1. Mechanisms of Ionospheric Mass Ejection
- Author
-
Moore, Thomas Earle, Khazanov, George V, Hannah, Mei-Ching, and Glocer, Alex
- Subjects
Astronomy - Abstract
Ionospheric outflows are directly responsive to solar wind disturbances, particularly in the dayside auroral cusp or cleft regions. Inputs of both electromagnetic energy (Poynting flux) and kinetic energy (particle precipitation) are closely correlated with these outflows. We assess the importance of processes thought to drive ionospheric outflows. These begin with the diffuse effects of photoionization and thermal equilibrium of the ionospheric topside, enhancing Jeans' escape, with ambipolar diffusion and acceleration. Auroral outflows begin with dayside reconnexion and resultant field-aligned currents and driven convection. These produce plasmaspheric plumes, collisional heating and wave-particle interactions, centrifugal acceleration, and auroral acceleration by parallel electric fields, including enhanced ambipolar fields from electron heating by precipitation particles.

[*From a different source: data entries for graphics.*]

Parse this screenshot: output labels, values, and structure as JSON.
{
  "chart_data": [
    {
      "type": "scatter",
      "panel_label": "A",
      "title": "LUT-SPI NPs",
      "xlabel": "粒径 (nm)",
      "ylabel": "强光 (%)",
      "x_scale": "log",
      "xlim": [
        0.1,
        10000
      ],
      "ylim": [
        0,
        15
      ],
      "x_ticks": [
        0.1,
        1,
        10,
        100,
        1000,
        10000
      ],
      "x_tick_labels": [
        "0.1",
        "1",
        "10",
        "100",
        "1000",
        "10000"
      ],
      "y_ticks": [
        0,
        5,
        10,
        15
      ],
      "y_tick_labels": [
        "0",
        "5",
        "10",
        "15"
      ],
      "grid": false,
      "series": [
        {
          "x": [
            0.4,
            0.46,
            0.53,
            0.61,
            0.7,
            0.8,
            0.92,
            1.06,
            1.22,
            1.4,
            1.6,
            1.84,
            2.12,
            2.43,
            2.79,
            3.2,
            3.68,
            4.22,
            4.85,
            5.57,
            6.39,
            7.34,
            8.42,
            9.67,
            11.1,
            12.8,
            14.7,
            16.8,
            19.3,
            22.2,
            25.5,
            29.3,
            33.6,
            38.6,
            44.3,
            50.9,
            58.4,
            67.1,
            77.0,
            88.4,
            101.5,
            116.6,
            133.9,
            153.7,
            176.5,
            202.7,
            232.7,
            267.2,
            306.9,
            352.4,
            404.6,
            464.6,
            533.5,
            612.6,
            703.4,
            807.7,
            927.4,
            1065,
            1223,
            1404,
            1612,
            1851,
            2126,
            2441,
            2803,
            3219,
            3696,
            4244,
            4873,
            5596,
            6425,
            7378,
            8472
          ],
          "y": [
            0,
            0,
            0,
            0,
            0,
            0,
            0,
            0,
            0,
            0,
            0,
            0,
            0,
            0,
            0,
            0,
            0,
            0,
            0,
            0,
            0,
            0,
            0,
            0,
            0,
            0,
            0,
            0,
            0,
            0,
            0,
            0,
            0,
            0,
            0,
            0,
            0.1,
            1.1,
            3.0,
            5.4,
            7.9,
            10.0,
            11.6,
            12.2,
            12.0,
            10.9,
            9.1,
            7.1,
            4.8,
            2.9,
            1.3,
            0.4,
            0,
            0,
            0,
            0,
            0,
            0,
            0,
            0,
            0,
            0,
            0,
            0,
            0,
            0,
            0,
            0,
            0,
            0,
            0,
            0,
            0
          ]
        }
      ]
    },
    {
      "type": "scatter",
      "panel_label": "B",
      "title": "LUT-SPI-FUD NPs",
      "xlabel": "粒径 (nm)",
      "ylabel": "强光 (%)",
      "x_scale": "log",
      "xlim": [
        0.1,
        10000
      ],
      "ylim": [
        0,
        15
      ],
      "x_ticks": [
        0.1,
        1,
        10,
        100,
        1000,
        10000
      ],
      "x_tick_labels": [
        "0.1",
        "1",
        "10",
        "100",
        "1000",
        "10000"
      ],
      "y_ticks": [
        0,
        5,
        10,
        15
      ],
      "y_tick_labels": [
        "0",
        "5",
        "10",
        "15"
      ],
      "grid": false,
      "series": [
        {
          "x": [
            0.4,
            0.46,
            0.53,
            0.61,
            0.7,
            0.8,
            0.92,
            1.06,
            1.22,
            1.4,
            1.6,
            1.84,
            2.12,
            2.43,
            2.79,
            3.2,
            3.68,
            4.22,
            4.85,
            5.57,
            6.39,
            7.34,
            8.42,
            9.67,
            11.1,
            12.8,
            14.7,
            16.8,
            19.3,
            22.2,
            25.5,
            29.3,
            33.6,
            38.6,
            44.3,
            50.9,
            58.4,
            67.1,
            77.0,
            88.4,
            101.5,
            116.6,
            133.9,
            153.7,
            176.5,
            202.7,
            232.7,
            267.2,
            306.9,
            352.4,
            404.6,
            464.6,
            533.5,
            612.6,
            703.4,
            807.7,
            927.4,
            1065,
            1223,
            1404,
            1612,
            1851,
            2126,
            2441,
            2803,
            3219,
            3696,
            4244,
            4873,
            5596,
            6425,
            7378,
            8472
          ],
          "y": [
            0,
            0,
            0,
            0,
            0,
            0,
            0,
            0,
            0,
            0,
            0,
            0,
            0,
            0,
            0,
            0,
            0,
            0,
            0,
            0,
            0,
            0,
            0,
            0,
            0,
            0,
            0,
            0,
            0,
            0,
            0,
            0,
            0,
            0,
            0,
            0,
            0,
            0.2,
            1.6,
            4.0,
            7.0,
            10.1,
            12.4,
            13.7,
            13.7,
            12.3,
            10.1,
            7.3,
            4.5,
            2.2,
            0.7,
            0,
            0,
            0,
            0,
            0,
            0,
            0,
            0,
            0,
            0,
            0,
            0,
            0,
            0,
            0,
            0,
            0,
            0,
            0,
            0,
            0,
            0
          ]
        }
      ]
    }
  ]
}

Solar wind energy dissipation is concentrated by the geomagnetic field into auroral regions with an amplification factor of 10-100, enhancing heavy species plasma and gas escape from gravity, and providing more current carrying capacity. Internal plasmas thus enable electromagnetic driving via coupling to the plasma and neutral gas. We assess the importance of each of these processes in terms of local escape flux production as well as global outflow, and suggest methods for their implementation within multi-species global simulation codes. We conclude by assessing outstanding obstacles to this objective.